Esperanza, que nos descubre senderos ocultos entre la maleza, nos da fuerzas para superar nuestros propios miedos.
La esperanza es tener una fe absoluta en el devenir de la vida y sus lecciones.
Es la virtud que nos permite esperar con firmeza cuando todo parece imposible. No hay nada imposible, las limitaciones me las pongo yo sola, se decía a sí misma.
Una pequeña luz había anidado en su alma, ella sabía que esta luz jamás la abandonaría.

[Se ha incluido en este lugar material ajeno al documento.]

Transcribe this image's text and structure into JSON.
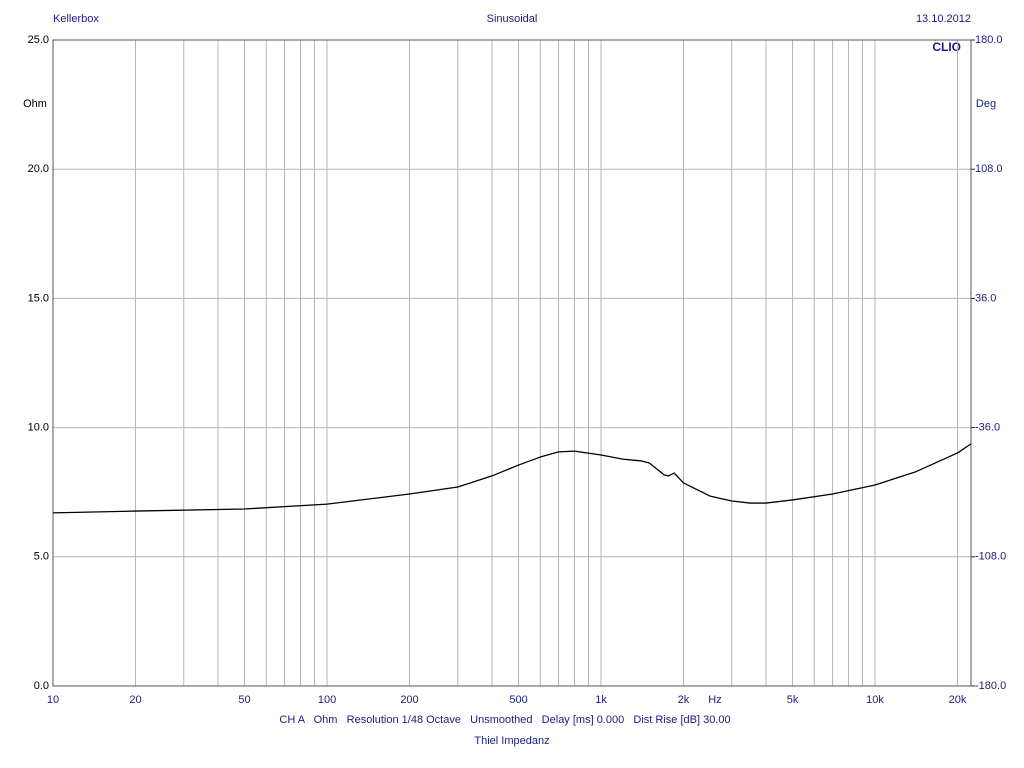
{
  "chart_data": {
    "type": "line",
    "header_left": "Kellerbox",
    "title": "Sinusoidal",
    "header_right": "13.10.2012",
    "brand": "CLIO",
    "ylabel": "Ohm",
    "y2label": "Deg",
    "xlabel": "Hz",
    "footer": "CH A   Ohm   Resolution 1/48 Octave   Unsmoothed   Delay [ms] 0.000   Dist Rise [dB] 30.00",
    "caption": "Thiel Impedanz",
    "xscale": "log",
    "grid": true,
    "color": "#000000",
    "xlim": [
      10,
      22400
    ],
    "ylim": [
      0,
      25
    ],
    "y2lim": [
      -180,
      180
    ],
    "xticks": [
      10,
      20,
      50,
      100,
      200,
      500,
      {
        "value": 1000,
        "label": "1k"
      },
      {
        "value": 2000,
        "label": "2k"
      },
      {
        "value": 5000,
        "label": "5k"
      },
      {
        "value": 10000,
        "label": "10k"
      },
      {
        "value": 20000,
        "label": "20k"
      }
    ],
    "xminor": [
      30,
      40,
      60,
      70,
      80,
      90,
      300,
      400,
      600,
      700,
      800,
      900,
      3000,
      4000,
      6000,
      7000,
      8000,
      9000
    ],
    "yticks": [
      {
        "value": 0,
        "label": "0.0"
      },
      {
        "value": 5,
        "label": "5.0"
      },
      {
        "value": 10,
        "label": "10.0"
      },
      {
        "value": 15,
        "label": "15.0"
      },
      {
        "value": 20,
        "label": "20.0"
      },
      {
        "value": 25,
        "label": "25.0"
      }
    ],
    "y2ticks": [
      {
        "value": 180,
        "label": "180.0"
      },
      {
        "value": 108,
        "label": "108.0"
      },
      {
        "value": 36,
        "label": "36.0"
      },
      {
        "value": -36,
        "label": "-36.0"
      },
      {
        "value": -108,
        "label": "-108.0"
      },
      {
        "value": -180,
        "label": "-180.0"
      }
    ],
    "x": [
      10,
      20,
      50,
      100,
      200,
      300,
      400,
      500,
      600,
      700,
      800,
      1000,
      1200,
      1400,
      1500,
      1700,
      1760,
      1850,
      2000,
      2500,
      3000,
      3500,
      4000,
      5000,
      7000,
      10000,
      14000,
      20000,
      22400
    ],
    "values": [
      6.7,
      6.77,
      6.85,
      7.04,
      7.43,
      7.7,
      8.13,
      8.55,
      8.86,
      9.06,
      9.09,
      8.94,
      8.78,
      8.71,
      8.63,
      8.17,
      8.13,
      8.24,
      7.86,
      7.35,
      7.16,
      7.08,
      7.08,
      7.2,
      7.43,
      7.78,
      8.28,
      9.02,
      9.37
    ]
  }
}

Sabía sin dudarlo, que aunque la vida le dijera que se olvidara de todo, esta vez todo saldría como tenía que ser.
Su alma estaba rebosante de felicidad, por fin tenía una pequeña esperanza, por fin sabía que ocurriera lo que ocurriera, todo acabaría bien.
Se sentía alegre, feliz, llena, pasaría algo, bueno o malo, eso es lo de menos en estos casos, se decía, pero algo ocurrirá por fin.
Ya poco importaban sus problemas, su desesperación, su soledad abismal. Su alma estaba plácida, vibraba al son de una canción inaudible, volaba tan alto como un águila, y esas alas que ahora se batían en el cielo estrellado de la noche eterna, jamás dejarían de hacerlo.
I.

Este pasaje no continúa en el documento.